What you really want to show is that the function $f(n)=2^n-1$ that expresses your closed form solution satisfies the recurrence and initial conditions of the Tower of Hanoi problem. The recurrence should be $T_n=2T_{n-1}+1$ for $n>0$. You want to prove by induction that $T_n$, defined by this recurrence with initial condition $T_1=1$, is equal to $f(n)$ for every positive integer $n$.
First we get the induction off the ground: $f(1)=2^1-1=1=T_1$, so all’s well. Now assume that $T_n=f(n)$ for some $n\ge 1$; that’s your induction hypothesis, and you want to use it to prove that $T_{n+1}=f(n+1)$. The computation is pretty straightforward:
$\begin{align*} T_{n+1}&\overset{(1)}=2T_n+1\\ &\overset{(2)}=2f(n)+1\\ &\overset{(3)}=2\left(2^n-1\right)+1\\ &\overset{(4)}=2\cdot2^n-2+1\\ &\overset{(5)}=2^{n+1}-1\\ &\overset{(6)}=f(n+1) \end{align*}$
Here $(1)$ is by virtue of the recurrence definining the numbers $T_k$, $(2)$ uses the induction hypothesis that $T_n=f(n)$, $(3)$ replaces $f(n)$ by its definition, $(4)$ and $(5)$ are algebra, and $(6)$ is the definition of $f$ again.
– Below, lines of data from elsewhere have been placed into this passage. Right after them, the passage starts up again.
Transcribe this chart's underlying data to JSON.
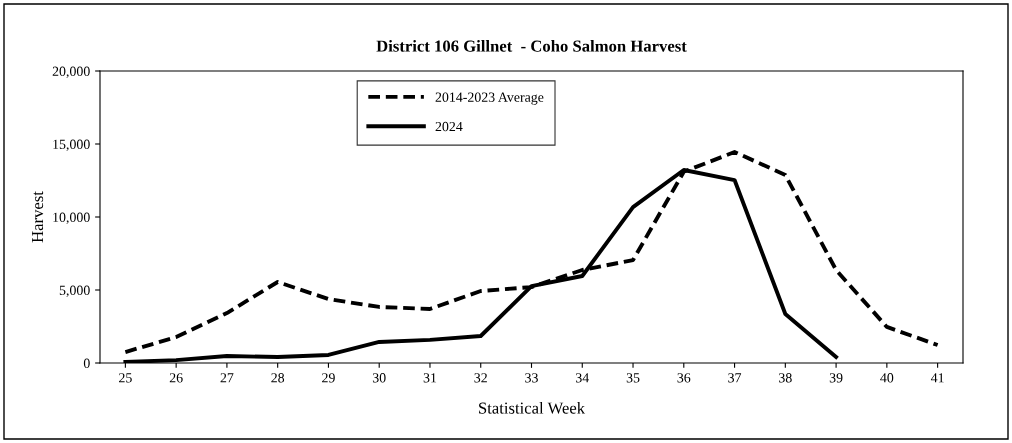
{
  "chart_data": {
    "type": "line",
    "title": "District 106 Gillnet  - Coho Salmon Harvest",
    "xlabel": "Statistical Week",
    "ylabel": "Harvest",
    "categories": [
      "25",
      "26",
      "27",
      "28",
      "29",
      "30",
      "31",
      "32",
      "33",
      "34",
      "35",
      "36",
      "37",
      "38",
      "39",
      "40",
      "41"
    ],
    "series": [
      {
        "name": "2014-2023 Average",
        "color": "#000000",
        "line_style": "dashed",
        "values": [
          750,
          1780,
          3420,
          5550,
          4380,
          3840,
          3700,
          4930,
          5200,
          6370,
          7050,
          13100,
          14450,
          12880,
          6370,
          2470,
          1230
        ]
      },
      {
        "name": "2024",
        "color": "#000000",
        "line_style": "solid",
        "values": [
          70,
          200,
          480,
          410,
          550,
          1440,
          1580,
          1850,
          5270,
          5960,
          10680,
          13220,
          12530,
          3360,
          410,
          null,
          null
        ]
      }
    ],
    "ylim": [
      0,
      20000
    ],
    "yticks": [
      {
        "value": 0,
        "label": "0"
      },
      {
        "value": 5000,
        "label": "5,000"
      },
      {
        "value": 10000,
        "label": "10,000"
      },
      {
        "value": 15000,
        "label": "15,000"
      },
      {
        "value": 20000,
        "label": "20,000"
      }
    ],
    "grid": false,
    "legend": "top",
    "marker": "none"
  }
}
Since you’ve checked that $T_1=f(1)$ and that $T_n=f(n)$ implies that $T_{n+1}=f(n+1)$, it follows from the principle of mathematical induction that $T_n=f(n)=2^n-1$ for all positive integers $n$.
Of course this is an excessively careful presentation of the argument; in practice both the calculation and the verbiage can be reduced a bit.